Although this sort works on Int lists < length million, when the stack overflows, the last clause of the merge function definition looks odd to me, recursing in 2 places. Is there clearer way to define that definition and how can the stack limitation be avoided?
msort :: Ord a => [a] -> [a]
msort [] = []
msort xs = concat . merge . split $ xs
merge :: Ord a => [[a]] -> [[a]]
merge [] = []
merge [x] = [x]
merge (l1:l2:ls) = merge $ mpair l1 l2 : merge ls
mpair :: Ord a => [a] -> [a] -> [a]
mpair [] l2 = l2
mpair l1 [] = l1
mpair l1@(x:xs) l2@(y:ys) | x >= y = x : mpair xs l2
| otherwise = y : mpair l1 ys
split :: [a] -> [[a]]
split xs = [[x]| x<-xs]
2 Answers 2
You've spotted the problem. Your merge function is flawed. For each pair it processes, it introduces an extra unnecessary call to merge. That is, for a list like [1,2,3,4,5,6], instead of your first merge call expanding directly to:
merge [[1],[2],[3],[4],[5],[6]]
= merge $ mpair [1] [2] : mpair [3] [4] : mpair [5] [6] : []
it expands to:
merge [[1],[2],[3],[4],[5],[6]]
= merge $ mpair [1] [2] : merge $ mpair [3] [4]
: merge $ mpair [5] [6] : merge []
As a result, your count of merge calls is O(n) and your count of mpair calls is O(n^2) (or similar -- I didn't check exactly). when they should be O(log n) and O(n log n) respectively.

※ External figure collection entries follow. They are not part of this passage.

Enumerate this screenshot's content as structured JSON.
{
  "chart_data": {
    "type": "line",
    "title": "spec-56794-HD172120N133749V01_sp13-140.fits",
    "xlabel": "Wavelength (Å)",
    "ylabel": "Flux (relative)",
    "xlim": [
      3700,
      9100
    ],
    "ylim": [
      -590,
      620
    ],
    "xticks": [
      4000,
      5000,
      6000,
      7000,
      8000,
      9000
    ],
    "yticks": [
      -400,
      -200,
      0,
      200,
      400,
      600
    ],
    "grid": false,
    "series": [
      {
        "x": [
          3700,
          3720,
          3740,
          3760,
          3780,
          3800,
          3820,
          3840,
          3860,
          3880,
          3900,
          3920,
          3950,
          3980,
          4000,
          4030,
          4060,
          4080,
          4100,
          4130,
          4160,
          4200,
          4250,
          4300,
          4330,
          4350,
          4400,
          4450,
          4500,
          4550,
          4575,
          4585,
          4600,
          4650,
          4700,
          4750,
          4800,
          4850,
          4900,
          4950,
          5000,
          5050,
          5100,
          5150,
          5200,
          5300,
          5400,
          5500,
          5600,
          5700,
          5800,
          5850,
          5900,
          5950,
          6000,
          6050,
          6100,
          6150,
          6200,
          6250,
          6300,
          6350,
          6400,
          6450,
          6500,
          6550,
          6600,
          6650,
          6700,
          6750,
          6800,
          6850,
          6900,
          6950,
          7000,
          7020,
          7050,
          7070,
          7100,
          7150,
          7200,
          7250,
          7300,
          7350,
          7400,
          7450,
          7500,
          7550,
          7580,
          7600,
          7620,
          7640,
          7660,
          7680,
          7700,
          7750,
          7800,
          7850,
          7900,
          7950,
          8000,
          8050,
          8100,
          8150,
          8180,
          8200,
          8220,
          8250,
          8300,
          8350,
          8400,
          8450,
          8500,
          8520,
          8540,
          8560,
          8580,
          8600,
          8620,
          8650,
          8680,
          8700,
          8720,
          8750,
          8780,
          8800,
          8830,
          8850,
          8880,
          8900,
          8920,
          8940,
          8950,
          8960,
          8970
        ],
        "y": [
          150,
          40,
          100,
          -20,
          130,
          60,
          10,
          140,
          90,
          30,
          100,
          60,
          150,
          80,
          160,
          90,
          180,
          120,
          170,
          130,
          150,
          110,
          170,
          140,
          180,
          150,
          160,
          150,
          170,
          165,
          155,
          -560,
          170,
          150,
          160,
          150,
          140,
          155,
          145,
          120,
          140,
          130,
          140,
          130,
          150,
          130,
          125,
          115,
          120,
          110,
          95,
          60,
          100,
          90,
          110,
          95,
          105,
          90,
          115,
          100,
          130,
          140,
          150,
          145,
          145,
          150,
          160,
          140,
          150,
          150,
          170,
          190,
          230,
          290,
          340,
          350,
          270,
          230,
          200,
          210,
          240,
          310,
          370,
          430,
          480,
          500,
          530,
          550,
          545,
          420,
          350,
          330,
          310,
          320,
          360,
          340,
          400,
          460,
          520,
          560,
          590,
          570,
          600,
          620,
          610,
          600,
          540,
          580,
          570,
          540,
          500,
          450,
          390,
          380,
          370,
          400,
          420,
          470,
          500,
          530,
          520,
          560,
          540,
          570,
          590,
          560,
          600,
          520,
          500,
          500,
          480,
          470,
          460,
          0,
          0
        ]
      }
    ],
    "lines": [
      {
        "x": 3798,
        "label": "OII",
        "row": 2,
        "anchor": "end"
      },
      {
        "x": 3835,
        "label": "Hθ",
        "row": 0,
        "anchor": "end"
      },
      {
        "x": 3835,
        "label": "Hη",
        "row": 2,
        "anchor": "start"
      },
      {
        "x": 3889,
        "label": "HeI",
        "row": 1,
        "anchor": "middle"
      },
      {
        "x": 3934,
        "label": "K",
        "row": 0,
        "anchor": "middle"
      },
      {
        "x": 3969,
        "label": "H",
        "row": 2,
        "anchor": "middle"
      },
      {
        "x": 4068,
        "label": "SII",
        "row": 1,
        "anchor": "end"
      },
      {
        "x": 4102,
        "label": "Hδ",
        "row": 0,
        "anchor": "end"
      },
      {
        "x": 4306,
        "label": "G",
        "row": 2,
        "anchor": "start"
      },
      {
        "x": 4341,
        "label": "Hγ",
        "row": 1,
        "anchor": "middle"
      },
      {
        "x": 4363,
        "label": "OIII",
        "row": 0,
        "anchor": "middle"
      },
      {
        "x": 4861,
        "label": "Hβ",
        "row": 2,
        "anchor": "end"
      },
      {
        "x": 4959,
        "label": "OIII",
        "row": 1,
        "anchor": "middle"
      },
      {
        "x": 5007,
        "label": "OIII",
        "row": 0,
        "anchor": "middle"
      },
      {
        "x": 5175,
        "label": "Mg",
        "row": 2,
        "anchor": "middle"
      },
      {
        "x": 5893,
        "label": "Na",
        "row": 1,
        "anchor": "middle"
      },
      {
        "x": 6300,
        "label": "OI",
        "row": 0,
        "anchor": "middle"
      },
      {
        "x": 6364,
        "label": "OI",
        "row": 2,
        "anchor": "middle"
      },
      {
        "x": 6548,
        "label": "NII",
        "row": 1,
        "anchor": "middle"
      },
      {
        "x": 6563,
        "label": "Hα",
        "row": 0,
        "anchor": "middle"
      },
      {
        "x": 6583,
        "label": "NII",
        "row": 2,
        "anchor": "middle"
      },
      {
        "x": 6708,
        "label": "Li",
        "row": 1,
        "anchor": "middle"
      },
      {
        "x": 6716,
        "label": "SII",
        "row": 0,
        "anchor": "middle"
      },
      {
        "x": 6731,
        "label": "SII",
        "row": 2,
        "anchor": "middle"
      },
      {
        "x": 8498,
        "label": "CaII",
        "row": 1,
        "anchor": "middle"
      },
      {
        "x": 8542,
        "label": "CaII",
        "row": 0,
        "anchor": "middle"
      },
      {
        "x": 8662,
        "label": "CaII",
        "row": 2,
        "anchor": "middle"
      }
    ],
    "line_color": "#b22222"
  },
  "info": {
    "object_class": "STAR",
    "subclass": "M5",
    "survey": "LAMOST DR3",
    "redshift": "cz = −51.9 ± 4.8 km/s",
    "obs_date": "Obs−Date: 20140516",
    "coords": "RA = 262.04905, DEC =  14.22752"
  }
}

Instead, you want to split merge up into two functions:
merge :: Ord a => [[a]] -> [[a]]
merge [] = []
merge [x] = [x]
merge ls = merge (mergePairs ls)
mergePairs :: Ord a => [[a]] -> [[a]]
mergePairs (l1:l2:ls) = mpair l1 l2 : mergePairs ls
mergePairs ls = ls
This will speed up the algorithm enormously, and it will now run on tens of millions of integers.
See mergeAll.
They insert a bang to adjust the evaluation order, and push the second recursion down into the next definition.
You could experiment with the mutant offspring of the two implementations to try and understand reasons for their difference.